En lo que se refiere a aquella guerra del tiempo, la libraron valerosamente. Pese a que sabían que había una bomba que estaba por estallar, no cambiaron nunca su táctica. Mientras pudieron mantener la verticalidad, estuvieron moviéndose de aquí para allá, comprando comida y ofreciéndola a sus amigos y parientes, maniatados a una cama, o facilitándoles vestidos o todo el dinero que podían ahorrar o el refugio que podían brindar a los que de vez en cuando se encontraban en peores condiciones que las suyas. Siempre fueron de esta manera, desde los tiempos hasta los que retrocede mi memoria, y no eran así porque creyeran, en el fondo, que si eran amables con ciertas personas serían catalogados a una cierta altura y algún día serían tratados de la misma suerte. No, su generosidad era la natural, la ajena a todo cálculo, propia de los extrovertidos, que posiblemente se hacía más palpable a los demás ahora que yo, su principal objeto, había desaparecido. Y eso es lo que, en última instancia, puede ayudarme a llegar a un acuerdo con la calidad de mi memoria.

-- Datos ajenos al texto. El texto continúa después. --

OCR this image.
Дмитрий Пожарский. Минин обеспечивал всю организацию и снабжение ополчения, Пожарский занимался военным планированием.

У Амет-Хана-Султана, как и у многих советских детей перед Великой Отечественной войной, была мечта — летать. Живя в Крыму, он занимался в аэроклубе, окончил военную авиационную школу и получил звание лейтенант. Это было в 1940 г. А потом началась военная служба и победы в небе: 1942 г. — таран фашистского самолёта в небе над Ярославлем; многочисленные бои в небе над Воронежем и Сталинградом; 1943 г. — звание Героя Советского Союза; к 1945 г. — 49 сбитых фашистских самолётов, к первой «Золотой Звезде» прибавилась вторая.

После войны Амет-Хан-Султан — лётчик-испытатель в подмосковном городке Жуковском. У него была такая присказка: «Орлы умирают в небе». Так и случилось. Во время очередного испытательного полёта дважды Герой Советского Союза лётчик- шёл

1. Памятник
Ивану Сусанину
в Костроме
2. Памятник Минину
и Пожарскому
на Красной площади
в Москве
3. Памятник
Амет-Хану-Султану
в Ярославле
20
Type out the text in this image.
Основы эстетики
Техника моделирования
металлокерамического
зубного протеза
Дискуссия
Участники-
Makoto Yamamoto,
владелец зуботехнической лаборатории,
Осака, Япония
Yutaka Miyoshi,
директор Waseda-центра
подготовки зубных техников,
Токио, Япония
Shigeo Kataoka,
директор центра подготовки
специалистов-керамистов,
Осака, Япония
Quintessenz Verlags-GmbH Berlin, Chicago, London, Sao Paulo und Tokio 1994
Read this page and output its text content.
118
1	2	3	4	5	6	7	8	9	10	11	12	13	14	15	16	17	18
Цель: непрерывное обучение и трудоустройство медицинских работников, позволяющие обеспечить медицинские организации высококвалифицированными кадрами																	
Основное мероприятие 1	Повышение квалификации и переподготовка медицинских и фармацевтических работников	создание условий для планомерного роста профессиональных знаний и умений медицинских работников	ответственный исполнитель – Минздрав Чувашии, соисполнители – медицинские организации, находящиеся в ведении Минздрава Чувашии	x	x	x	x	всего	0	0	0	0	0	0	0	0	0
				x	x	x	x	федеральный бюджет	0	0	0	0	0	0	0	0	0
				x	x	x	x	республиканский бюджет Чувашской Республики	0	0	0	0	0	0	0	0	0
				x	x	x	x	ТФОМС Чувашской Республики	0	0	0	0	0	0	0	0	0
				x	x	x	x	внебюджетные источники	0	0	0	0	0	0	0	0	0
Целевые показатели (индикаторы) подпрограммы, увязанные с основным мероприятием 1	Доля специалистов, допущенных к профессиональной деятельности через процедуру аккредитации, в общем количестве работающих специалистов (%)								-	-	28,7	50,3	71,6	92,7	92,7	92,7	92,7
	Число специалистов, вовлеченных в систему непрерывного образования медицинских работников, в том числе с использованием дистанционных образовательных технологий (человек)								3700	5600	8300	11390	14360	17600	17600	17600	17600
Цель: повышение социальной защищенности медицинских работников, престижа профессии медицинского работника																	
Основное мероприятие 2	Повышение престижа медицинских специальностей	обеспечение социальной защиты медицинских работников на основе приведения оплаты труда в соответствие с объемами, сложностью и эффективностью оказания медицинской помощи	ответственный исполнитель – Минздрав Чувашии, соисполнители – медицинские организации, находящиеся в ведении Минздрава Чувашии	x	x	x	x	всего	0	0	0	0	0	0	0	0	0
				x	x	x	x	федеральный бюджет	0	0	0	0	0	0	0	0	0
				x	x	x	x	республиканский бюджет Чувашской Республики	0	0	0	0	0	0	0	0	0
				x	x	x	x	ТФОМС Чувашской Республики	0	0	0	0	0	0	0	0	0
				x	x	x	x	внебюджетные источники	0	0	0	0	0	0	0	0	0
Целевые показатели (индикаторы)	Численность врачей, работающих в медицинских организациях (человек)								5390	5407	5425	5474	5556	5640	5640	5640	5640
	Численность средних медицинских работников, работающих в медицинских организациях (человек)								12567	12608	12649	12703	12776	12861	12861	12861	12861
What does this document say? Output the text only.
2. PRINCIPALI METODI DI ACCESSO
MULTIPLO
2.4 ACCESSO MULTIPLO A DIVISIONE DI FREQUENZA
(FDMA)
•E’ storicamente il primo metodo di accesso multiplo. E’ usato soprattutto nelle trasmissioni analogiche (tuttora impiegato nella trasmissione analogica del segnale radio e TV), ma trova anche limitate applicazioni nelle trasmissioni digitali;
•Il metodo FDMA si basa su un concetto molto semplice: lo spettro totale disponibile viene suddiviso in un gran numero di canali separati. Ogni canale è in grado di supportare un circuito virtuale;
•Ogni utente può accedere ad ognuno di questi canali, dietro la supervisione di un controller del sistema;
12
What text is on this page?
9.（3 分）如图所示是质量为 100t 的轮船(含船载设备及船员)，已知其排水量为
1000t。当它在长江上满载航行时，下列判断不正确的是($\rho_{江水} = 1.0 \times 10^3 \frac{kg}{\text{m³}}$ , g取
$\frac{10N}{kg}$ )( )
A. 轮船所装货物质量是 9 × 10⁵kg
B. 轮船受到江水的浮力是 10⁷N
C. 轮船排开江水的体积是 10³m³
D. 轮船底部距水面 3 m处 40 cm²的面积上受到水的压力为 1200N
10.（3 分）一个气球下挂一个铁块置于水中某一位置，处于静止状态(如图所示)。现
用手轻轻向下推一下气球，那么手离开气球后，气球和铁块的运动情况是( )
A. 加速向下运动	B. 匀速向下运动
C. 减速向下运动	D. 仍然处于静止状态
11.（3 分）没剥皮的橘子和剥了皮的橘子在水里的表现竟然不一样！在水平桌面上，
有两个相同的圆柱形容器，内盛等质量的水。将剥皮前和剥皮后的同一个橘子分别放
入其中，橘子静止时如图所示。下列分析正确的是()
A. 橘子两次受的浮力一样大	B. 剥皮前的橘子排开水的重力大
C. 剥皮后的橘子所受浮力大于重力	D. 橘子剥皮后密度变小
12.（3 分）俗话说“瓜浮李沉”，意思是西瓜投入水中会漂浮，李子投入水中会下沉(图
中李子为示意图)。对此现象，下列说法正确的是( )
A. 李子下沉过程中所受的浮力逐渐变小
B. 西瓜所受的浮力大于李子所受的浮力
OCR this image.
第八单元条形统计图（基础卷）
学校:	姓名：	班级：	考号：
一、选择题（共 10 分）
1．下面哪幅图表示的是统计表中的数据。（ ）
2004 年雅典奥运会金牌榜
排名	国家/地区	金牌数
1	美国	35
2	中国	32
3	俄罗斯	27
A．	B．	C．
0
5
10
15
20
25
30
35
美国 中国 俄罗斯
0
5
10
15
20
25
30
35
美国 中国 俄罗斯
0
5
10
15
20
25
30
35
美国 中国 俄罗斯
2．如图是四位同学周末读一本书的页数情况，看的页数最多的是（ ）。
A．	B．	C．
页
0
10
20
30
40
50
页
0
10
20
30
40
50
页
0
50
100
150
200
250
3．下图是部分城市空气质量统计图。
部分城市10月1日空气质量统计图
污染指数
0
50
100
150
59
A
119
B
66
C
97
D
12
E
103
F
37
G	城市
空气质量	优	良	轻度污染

Que quisieran verme de nuevo antes de morir no tiene nada que ver con un deseo o un intento de eludir aquella explosión. Ellos no querían emigrar, no querían vivir los últimos días de su vida en América. Se sentían demasiado viejos para cambiar, y América, a lo sumo, era simplemente el nombre de aquel lugar donde podían ver a su hijo, un lugar que sólo cobraba realidad en la duda acerca de si serían capaces de hacer el viaje en caso de que se les permitiera hacerlo. Y sin embargo, ¡cuántas tretas estaban dispuestos a hacer con toda la chusma encargada de concederles el permiso aquellos dos pobres y frágiles viejos! Mi madre solicitaría un visado para ella sola, al objeto de indicar que no pretendía huir a los Estados Unidos, que su marido se quedaba como rehén, como garantía de su regreso. Más tarde cambiarían los papeles: estarían algún tiempo sin solicitar permiso, haciendo como que habían perdido interés o pretendiendo demostrar a las autoridades que comprendían cuan difícil debía resultarles tomar una decisión cualquiera dadas las relaciones entonces existentes entre los Estados Unidos y la Unión Soviética. Después solicitarían simplemente una estancia de una semana en los Estados Unidos o un permiso para trasladarse a Finlandia o a Polonia. Después irían a la capital para tener una entrevista con lo que en aquel país se tenía por presidente y llamarían a todas las puertas de los ministerios interiores y exteriores. Pero todo sería en vano: el sistema, desde la cabeza hasta los pies, no cometía nunca una sola falta. En lo que a sistemas se refiere, puede estar orgulloso de sí mismo. La falta de humanidad siempre es más fácil de estructurar que cualquier otra cosa. Rusia no ha tenido que importar nunca las directrices necesarias para imponer esa actitud. De hecho, el único camino que tiene ese país para hacerse rico es exportarla.